Product Overview
A Confederacy of Heretics examines the explosion of activity associated with the Architecture Gallery, the first gallery in Los Angeles dedicated exclusively to architecture. Instigated by Thom Mayne in the fall of 1979, the Architecture Gallery staged ten exhibitions in as many weeks by both young and established Los Angeles practitioners, featuring the work of Eugene Kupper, Roland Coate, Jr., Frederick Fisher, Frank Dimster, Frank Gehry, Peter de Bretteville, Morphosis (Thom Mayne and Michael Rotondi), Studio Works (Craig Hodgetts and Robert Mangurian), and Eric Owen Moss. Another young architect, Coy Howard, opened the events with a lecture at the Southern California Institute of Architecture, which hosted talks by each exhibiting architect. In an unprecedented move by the popular press, the events were chronicled in weekly reviews by the critic John Dreyfuss in the Los Angeles Times.
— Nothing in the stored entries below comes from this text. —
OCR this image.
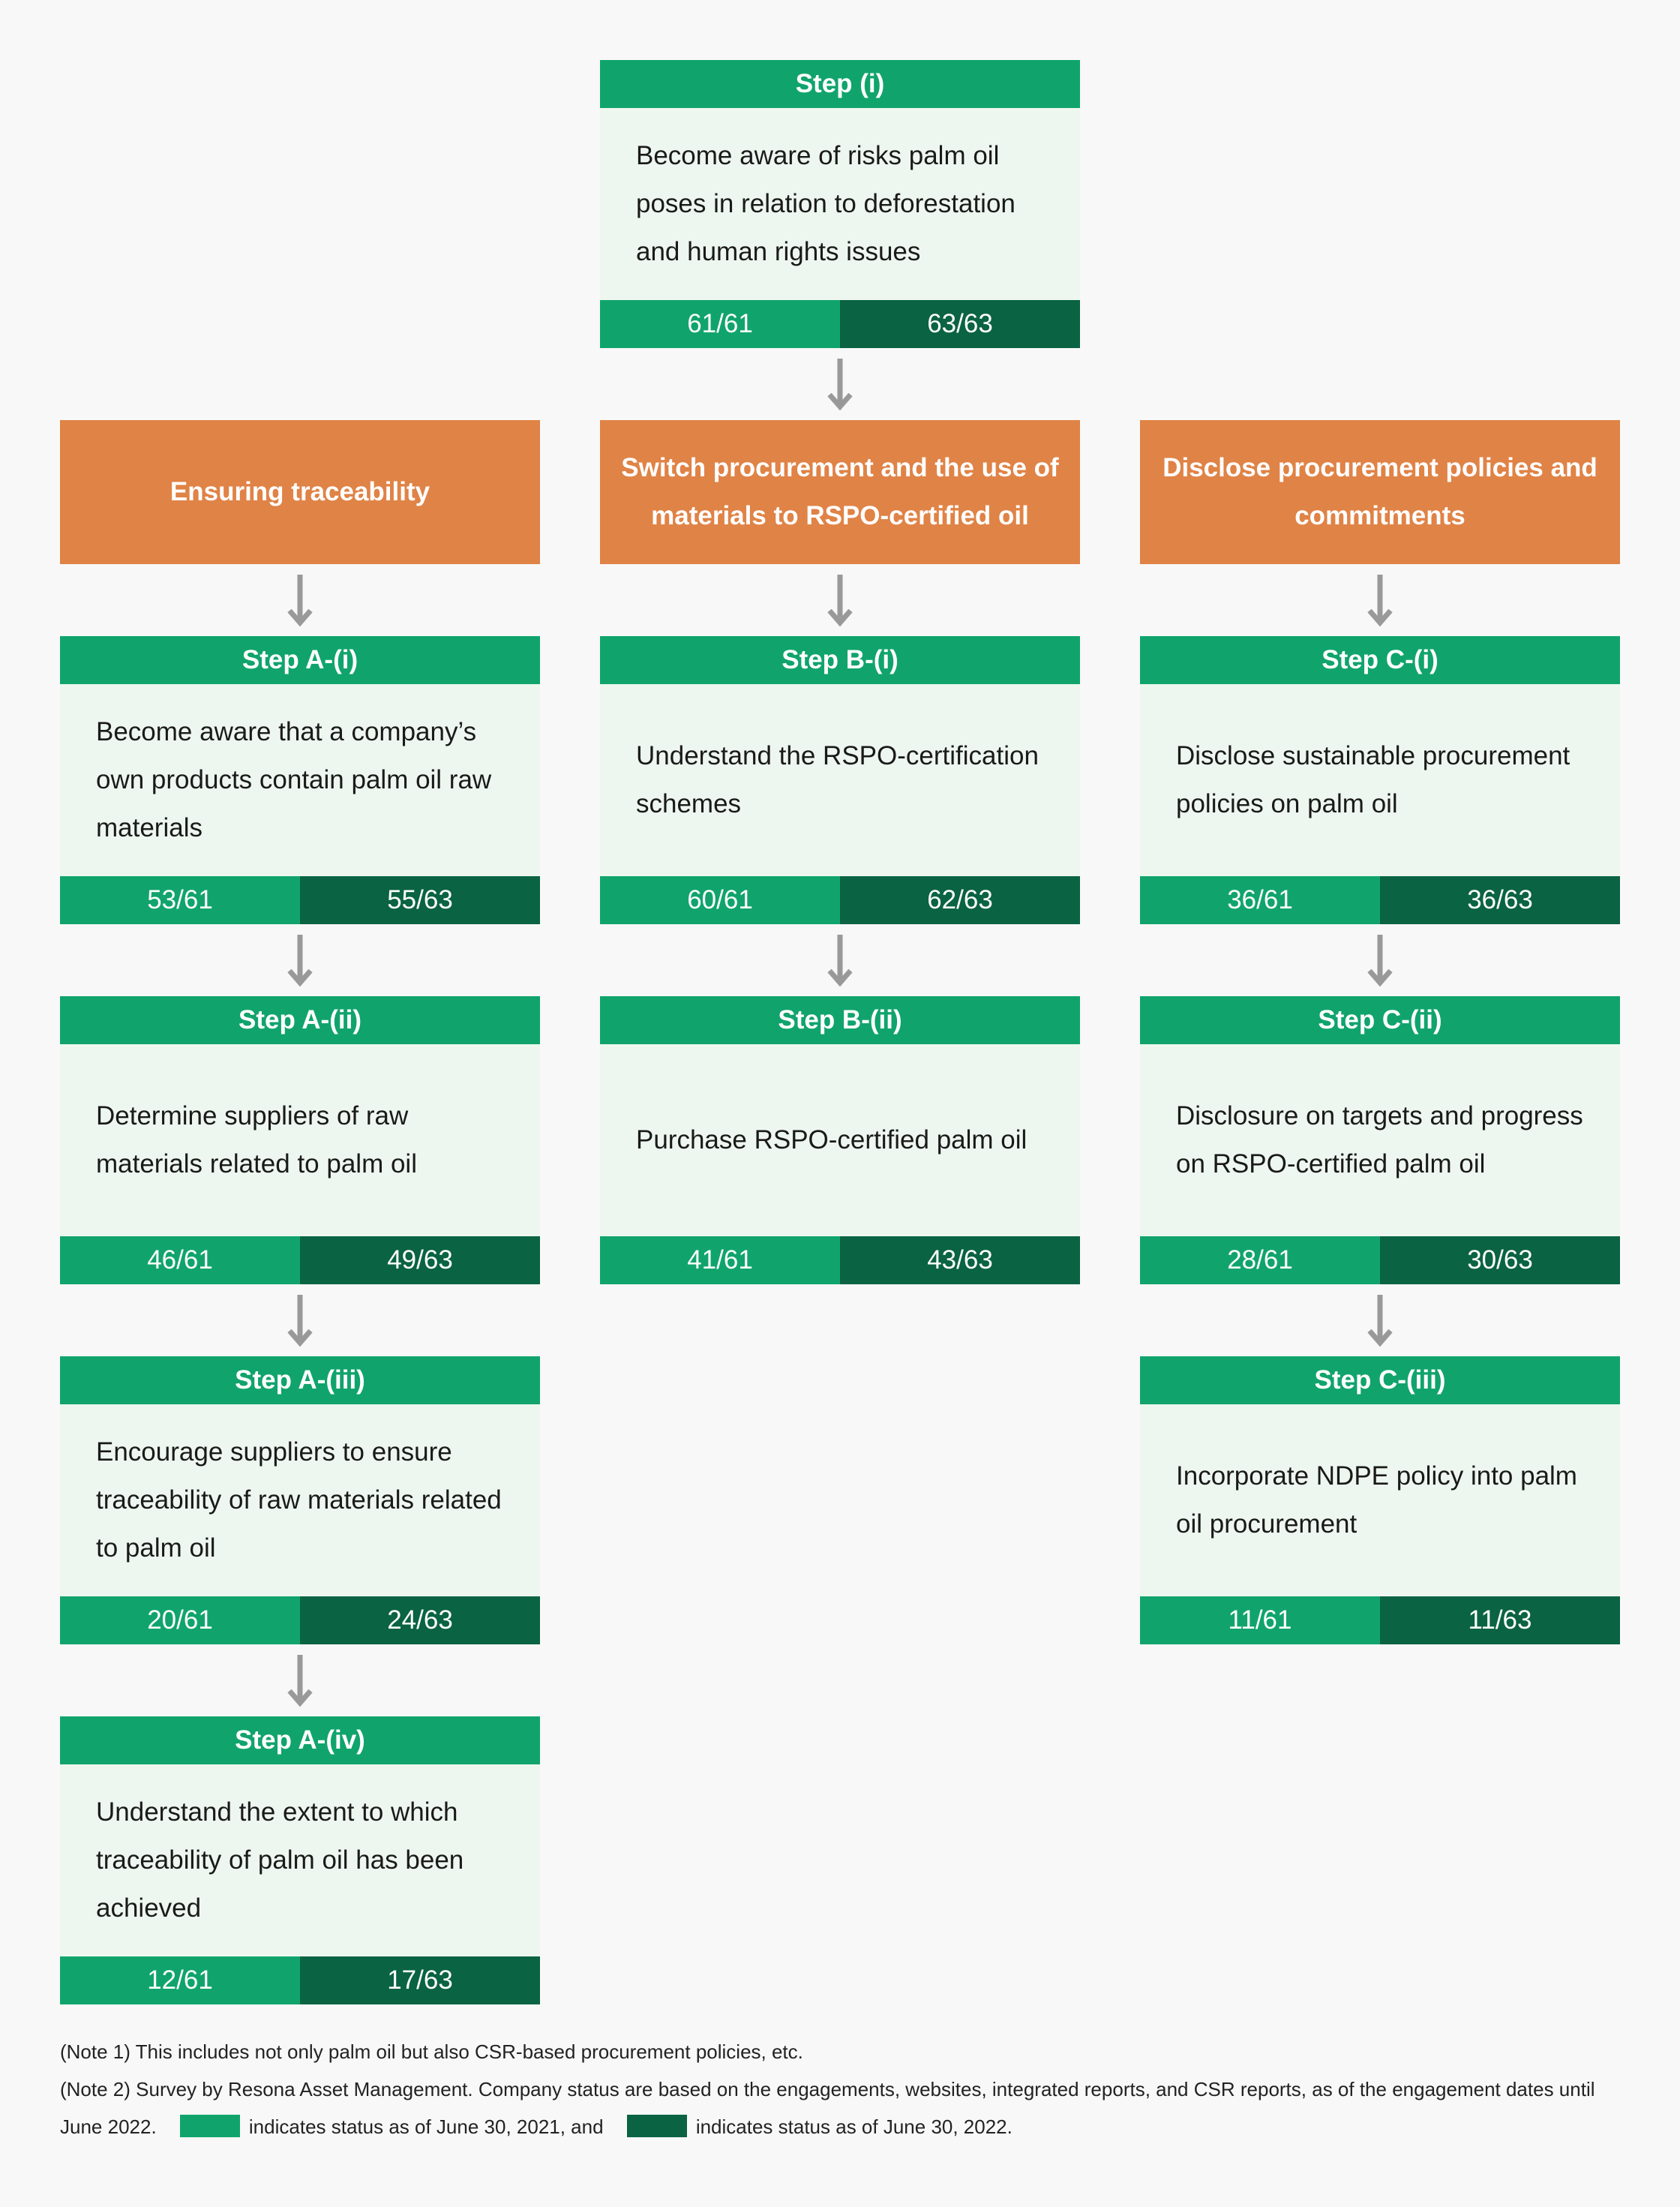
Step (i)
Become aware of risks palm oil poses in relation to deforestation and human rights issues
61/61	63/63
Ensuring traceability
Switch procurement and the use of materials to RSPO-certified oil
Disclose procurement policies and commitments
Step A-(i)
Become aware that a company’s own products contain palm oil raw materials
53/61	55/63
Step A-(ii)
Determine suppliers of raw materials related to palm oil
46/61	49/63
Step A-(iii)
Encourage suppliers to ensure traceability of raw materials related to palm oil
20/61	24/63
Step A-(iv)
Understand the extent to which traceability of palm oil has been achieved
12/61	17/63
Step B-(i)
Understand the RSPO-certification schemes
60/61	62/63
Step B-(ii)
Purchase RSPO-certified palm oil
41/61	43/63
Step C-(i)
Disclose sustainable procurement policies on palm oil
36/61	36/63
Step C-(ii)
Disclosure on targets and progress on RSPO-certified palm oil
28/61	30/63
Step C-(iii)
Incorporate NDPE policy into palm oil procurement
11/61	11/63
(Note 1) This includes not only palm oil but also CSR-based procurement policies, etc.
(Note 2) Survey by Resona Asset Management. Company status are based on the engagements, websites, integrated reports, and CSR reports, as of the engagement dates until June 2022.	indicates status as of June 30, 2021, and	indicates status as of June 30, 2022.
Gathering an array of original drawings, models, photographs, video recordings, and commentary alongside new assessments by current scholars, A Confederacy of Heretics aims neither to canonize the participating architects nor to consecrate their unorthodox activities. Rather, the book re-examines the early work of some of Los Angeles most well-known architects, charts the development of their most potent design techniques, and documents a crucial turning point in Los Angeles architecture, a time when Angeleno architecture culture shifted from working local variations on imported themes to exporting highly original disciplinary innovations with global reach. Taken together, the exhibition, symposium, and catalog that comprise A Confederacy of Heretics offer a unique lens through which to analyze a pivotal moment in the development of late twentieth-century architecture.